Der Kündigungsprozess von Amazon Prime sei zu kompliziert und auch noch manipulativ. Daher klagt die norwegische Behörde NCC nun.

Fernseher, mit Prime-Video-Logo
Juan Ci / Shutterstock.com


Ein Viertel der gut 1.000 Befragten habe Probleme, das Prime-Konto zu kündigen, ergab eine Umfrage der norwegischen Behörde NCC, die mit den Verbraucherschutzbehörden anderer Länder vergleichbar ist. Bereits das Finden der Kündigungsoption bereite vielen Nutzern Schwierigkeiten, berichtet Onlinemarketing.de weiter

Manipulative Icons und Formulierungen

Die Behörde kritisiert, dass der Kündigungsprozess an sich mit manipulativen Icons und Formulierungen gespickt sei. So warne die Seite mehrmals, dass durch die Kündigung von Prime auch andere Elemente der Prime-Mitgliedschaft betroffen seien. Es sei nicht sofort klar, was genau betroffen sei. Klickt der Nutzer auf eine Warnung, wird er auf eine andere Seite umgeleitet. Der Kündigungsprozess werde dadurch unterbrochen und müsse von vorn beginnen. 

Wirklich zu kompliziert?

Zugegeben: Die Kündigungsfunktion ist wirklich etwas versteckt. Als Nutzer muss man zunächst auf den Reiter „Prime“ links oben klicken. Danach muss man sich erst bis nach unten durchscrollen, wo klein, unter einem schwarzen Block „Meine Prime-Mitgliedschaft verwalten“ steht. Klickt man darauf, findet man sich auf einer neuen Seite wieder, auf der die Kündigungsfunktion diesmal rechts oben zu finden ist. Hat man diese Funktion gefunden, ist der Rest vergleichsweise einfach. Im ersten Schritt weist Amazon darauf hin, auf was man alles verzichtet: Screenshot Amazon

Dann wird ein günstigeres Paket angeboten:

Und am Ende werde noch einmal über die Konsequenzen informiert:

Zugegeben: Die Funktion ist wirklich nicht gerade kundenfreundlich platziert; der Prozess an sich erscheint aber nicht sonderlich manipulativ. Amazon macht in diesem Prozess nichts anders, als jeder Anbieter von Mobilfunkverträgen nach einer Kündigung.

Norwegische Behörde steht nicht alleine da

In Norwegen steht die NCC allerdings nicht alleine mit ihrem Urteil da. Auch Verbrauchergruppen in Frankreich, Dänemark, Deutschland, Griechenland und der Schweiz kritisieren Amazon öffentlich wegen dem Kündigungsprozess. Amazon selbst sieht das natürlich anders. In einem von Onlinemarketing.de zitierten Statement hieß es, dass Amazon seinen Kunden sogar mehrere Wege für die Kündigung zur Verfügung stellt: Prime könne mit wenigen Klicks oder per Anruf gekündigt werden. Alternativ können Kunden auch die automatische Verlängerung deaktivieren.

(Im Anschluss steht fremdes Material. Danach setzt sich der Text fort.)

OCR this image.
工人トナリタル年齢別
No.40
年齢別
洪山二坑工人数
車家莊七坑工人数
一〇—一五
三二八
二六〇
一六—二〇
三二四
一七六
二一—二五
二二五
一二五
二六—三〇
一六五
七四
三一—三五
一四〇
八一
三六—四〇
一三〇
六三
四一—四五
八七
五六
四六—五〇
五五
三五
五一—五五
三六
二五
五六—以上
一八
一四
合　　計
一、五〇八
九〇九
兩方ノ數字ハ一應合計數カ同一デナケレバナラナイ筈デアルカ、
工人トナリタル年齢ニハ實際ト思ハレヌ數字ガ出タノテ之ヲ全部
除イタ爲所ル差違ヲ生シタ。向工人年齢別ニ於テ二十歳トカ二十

Ob sich Amazon wegen der Klage der norwegische Behörde NCC tatsächlich vor Gericht verantworten muss, bleibt abzuwarten. 

/ Geschrieben von Sandra May


Kommentare

#5 Mediablue 2021-01-15 12:59
In Deutschland seine Steuern einzureichen ist komplizierter
#4 Mark 2021-01-15 12:09
Bei Amazon gibt es keine lange Warteschlange. Einfach zu Amazon.de/konta kt gehen und anrufen lassen. Schon kann man nach vielleicht insgesamt einer Minute sagen "Bitte Prime kündigen". Die machen das, bestätigen es per Mail und damit hat sich das schon.
#3 Marcel 2021-01-15 11:02
Das zieht sich durch jeden Geschäftszweig. Das Beenden eines Abonnement, die Kündigung eines Dienstes. Jedes größere Unternehmen geht so vor. Es sollte den Kunden deutlich einfacher gemacht werden.
#2 Erik 2021-01-15 08:17
Microsoft haben das gleiche System.
#1 Kay 2021-01-15 08:16
Nach schwieriger ist es ein Amazon Konto zu Kündigen. Dazu muss man am Ende die Hotline anrufen, die einen dann eine halbe Stunde in der Warteschlange lässt.